A significant portion of WBTC is still utilized in lending services such as Aave and Maker. This indicates that DeFi-friendly holders are primarily interested in lending protocols.

Interest in BTCFi continues to rise — evidenced by increased investment volumes and the activity of funds.

According to Binance Research analysts, demand is spurred by the expansion of native Bitcoin use cases, including Ordinals, BRC-20 tokens, Runes, and more.

The ecosystem — from infrastructure and Layer 2 solutions to DeFi projects — is increasingly attracting investors. Over the past two years, the number of deals has surged from 19 to 115, with total investment surpassing $491 million. More than 86% of these funds were raised after 2024.

As the ecosystem matures, particularly with Layer 2 solutions, investor attention is gradually shifting from infrastructure development towards native applications built on Bitcoin, «capable of unlocking on-chain liquidity and financial activity.»

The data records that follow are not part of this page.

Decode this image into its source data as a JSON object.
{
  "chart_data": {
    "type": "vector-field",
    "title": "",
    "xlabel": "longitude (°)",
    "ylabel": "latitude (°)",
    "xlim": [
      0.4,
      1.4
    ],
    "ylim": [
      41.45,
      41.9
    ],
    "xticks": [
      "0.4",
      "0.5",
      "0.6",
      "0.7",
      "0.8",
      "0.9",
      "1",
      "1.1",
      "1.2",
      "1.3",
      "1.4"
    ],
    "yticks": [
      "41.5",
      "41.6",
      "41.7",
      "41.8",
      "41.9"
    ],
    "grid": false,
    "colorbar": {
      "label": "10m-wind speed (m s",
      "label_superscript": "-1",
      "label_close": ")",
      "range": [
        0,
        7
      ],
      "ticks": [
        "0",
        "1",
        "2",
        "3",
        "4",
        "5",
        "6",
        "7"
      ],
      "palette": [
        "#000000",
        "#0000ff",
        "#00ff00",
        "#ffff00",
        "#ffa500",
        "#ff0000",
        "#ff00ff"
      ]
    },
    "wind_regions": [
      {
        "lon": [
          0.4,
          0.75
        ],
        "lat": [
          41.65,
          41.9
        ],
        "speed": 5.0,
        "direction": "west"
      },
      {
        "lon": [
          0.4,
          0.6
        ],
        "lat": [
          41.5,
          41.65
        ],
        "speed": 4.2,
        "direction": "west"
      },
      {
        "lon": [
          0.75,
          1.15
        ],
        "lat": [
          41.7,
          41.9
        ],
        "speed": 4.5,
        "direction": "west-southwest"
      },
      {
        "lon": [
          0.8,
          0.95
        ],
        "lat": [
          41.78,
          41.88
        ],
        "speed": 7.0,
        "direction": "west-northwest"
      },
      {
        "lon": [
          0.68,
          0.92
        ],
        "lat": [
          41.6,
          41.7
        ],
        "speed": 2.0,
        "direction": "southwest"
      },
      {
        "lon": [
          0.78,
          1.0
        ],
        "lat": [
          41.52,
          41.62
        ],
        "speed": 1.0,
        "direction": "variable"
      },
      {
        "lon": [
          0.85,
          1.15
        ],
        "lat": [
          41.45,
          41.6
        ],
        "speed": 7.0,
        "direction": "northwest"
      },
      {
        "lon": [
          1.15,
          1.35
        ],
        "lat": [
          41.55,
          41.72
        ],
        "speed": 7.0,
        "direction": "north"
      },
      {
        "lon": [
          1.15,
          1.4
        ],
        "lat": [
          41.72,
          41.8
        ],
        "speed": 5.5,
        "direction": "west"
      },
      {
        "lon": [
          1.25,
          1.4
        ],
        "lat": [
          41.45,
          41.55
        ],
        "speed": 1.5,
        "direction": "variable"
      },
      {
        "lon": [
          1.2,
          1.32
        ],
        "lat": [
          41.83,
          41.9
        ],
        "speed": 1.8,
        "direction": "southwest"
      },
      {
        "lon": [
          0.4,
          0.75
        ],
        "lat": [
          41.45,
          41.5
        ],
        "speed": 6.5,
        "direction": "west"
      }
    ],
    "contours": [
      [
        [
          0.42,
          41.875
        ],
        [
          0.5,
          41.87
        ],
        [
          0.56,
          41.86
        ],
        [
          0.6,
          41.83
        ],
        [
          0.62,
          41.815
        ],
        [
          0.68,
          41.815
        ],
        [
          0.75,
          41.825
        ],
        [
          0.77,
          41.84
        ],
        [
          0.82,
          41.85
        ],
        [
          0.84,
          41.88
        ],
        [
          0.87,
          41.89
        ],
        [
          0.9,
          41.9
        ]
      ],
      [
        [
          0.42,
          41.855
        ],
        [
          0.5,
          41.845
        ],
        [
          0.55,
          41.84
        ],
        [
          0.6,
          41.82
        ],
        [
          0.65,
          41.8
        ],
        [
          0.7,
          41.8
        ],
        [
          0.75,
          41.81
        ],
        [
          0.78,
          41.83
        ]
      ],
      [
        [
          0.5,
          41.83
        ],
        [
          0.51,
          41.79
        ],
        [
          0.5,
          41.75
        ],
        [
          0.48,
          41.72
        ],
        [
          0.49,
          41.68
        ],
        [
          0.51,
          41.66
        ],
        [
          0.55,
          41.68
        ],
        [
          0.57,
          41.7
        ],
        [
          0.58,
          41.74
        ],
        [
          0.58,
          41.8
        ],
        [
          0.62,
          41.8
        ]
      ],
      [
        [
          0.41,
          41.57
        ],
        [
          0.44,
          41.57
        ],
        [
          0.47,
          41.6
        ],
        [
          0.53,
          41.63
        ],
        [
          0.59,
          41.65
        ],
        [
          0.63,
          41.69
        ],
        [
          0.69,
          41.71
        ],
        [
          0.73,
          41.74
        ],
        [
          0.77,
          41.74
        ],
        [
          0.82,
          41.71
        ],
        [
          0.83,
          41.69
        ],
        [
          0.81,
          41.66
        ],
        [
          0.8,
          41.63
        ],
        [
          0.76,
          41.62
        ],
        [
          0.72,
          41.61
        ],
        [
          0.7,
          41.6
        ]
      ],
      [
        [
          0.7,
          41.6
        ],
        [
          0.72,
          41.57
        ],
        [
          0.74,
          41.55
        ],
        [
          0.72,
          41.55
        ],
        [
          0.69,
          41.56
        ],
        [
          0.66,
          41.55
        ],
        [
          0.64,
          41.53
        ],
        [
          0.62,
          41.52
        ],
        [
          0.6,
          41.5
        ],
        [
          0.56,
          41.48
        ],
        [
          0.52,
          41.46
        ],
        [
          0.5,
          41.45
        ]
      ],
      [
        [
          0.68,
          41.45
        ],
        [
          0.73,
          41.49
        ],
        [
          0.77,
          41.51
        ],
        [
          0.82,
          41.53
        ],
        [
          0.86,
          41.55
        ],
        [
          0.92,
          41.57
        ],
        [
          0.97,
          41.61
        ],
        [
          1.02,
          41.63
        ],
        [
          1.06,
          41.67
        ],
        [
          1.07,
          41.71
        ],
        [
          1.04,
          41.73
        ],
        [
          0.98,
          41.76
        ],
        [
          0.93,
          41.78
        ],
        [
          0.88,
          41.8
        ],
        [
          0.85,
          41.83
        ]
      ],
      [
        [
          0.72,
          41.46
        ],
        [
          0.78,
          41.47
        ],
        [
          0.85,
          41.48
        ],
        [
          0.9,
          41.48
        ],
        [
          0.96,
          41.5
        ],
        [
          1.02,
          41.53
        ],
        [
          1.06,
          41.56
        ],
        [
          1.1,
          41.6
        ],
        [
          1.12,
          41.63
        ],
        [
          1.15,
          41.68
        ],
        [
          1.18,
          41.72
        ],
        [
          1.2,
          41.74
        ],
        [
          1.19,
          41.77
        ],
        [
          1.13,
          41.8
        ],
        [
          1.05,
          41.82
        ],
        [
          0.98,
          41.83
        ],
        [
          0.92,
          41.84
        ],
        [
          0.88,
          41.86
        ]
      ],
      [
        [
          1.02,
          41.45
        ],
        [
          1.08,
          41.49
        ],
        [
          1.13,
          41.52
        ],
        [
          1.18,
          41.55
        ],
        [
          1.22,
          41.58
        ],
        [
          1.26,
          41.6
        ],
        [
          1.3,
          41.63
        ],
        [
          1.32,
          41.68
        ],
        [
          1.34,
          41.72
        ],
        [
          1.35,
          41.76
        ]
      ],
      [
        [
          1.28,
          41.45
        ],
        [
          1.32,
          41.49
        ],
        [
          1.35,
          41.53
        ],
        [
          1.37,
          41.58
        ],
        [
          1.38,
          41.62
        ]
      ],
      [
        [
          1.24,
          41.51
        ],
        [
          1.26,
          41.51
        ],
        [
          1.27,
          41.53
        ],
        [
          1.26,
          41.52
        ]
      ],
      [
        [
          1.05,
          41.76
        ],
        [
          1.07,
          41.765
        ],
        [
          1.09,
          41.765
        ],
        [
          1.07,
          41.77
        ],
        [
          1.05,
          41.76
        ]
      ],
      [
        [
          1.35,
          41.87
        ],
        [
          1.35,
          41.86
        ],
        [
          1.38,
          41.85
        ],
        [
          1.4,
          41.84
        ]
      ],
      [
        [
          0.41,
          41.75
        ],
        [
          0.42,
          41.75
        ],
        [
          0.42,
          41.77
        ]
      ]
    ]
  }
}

Experts believe that if BTCFi follows in the footsteps of tokenized versions of Bitcoin like WBTC, the segment could expand to $31.9 billion.

They assert that wrapped digital gold implies «limited access» and additional security risks, making it less appealing to users, especially those who favor cold storage for maximum security.

The development of Layer 2 solutions based on Bitcoin is crucial not only for BTCFi through the introduction of smart contract functionality but also for improving the overall programmability and scalability of the network.

Researchers noted that Bitcoin’s UTXO model was originally optimized for simple transactions; however, it lacks the necessary flexibility for executing complex operations within DeFi.

Unlike the account-based systems of Ethereum, Bitcoin’s scripting language is not Turing complete, which limits its ability to handle complex states managed by smart contracts. The limited block size and their slow formation reduce scalability, raising costs for L2 storage and limiting throughput compared to DeFi-oriented blockchains.

They also pointed out that existing solutions like statechains or sidechains involve trade-offs, as they «do not always inherit the strong security model of the first cryptocurrency.» Consequently, this introduces additional risks that may impact user trust.

Until Layer 2 solutions for Bitcoin reach adequate maturity, these limitations will continue to hinder the growth and usability of BTCFi.

Fortunately, innovations in the L2 segment are evolving, overcoming structural limitations and providing scalability and enhanced smart contract functionalities. The emergence of BitVM and other trustless solutions has drawn attention to Bitcoin’s native programmability.

Different approaches to Layer 2 offer various compromises between decentralization, security, and scalability, but they all play a critical role in shaping the «next phase of the financialization» of the first cryptocurrency.

BTCFi could increase revenue from transaction fees, partially offsetting the impacts of regular block reward halving. The growth of this segment will enable miners to maintain economic incentives for securing the network.

A stagnating market necessitates new narratives — just like ICOs, institutionalization, DeFi, and NFTs did in the past. The industry is awaiting the next impulse.

BTCFi is gradually transforming Bitcoin from a dormant store of value into a pivotal component of the decentralized finance realm, where immense potential lies. The development of infrastructure will lay the groundwork for unlocking multi-billion dollar liquidity.

Bitcoin’s limitations in programmability and scalability complicate its integration into the “financial LEGO” compared to Ethereum and other popular platforms. However, the advancement of innovative solutions is gradually removing these obstacles, introducing secure and lucrative alternatives to wrapped tokens without compromising decentralization.

The success of this new segment hinges on the maturity of Layer 2 solutions, which will not only enhance Bitcoin’s functionality but also support miners through increased fees.

Overcoming technical and regulatory barriers could make BTCFi a crucial driver of truly mass adoption of digital gold and sustainable growth in the broader market.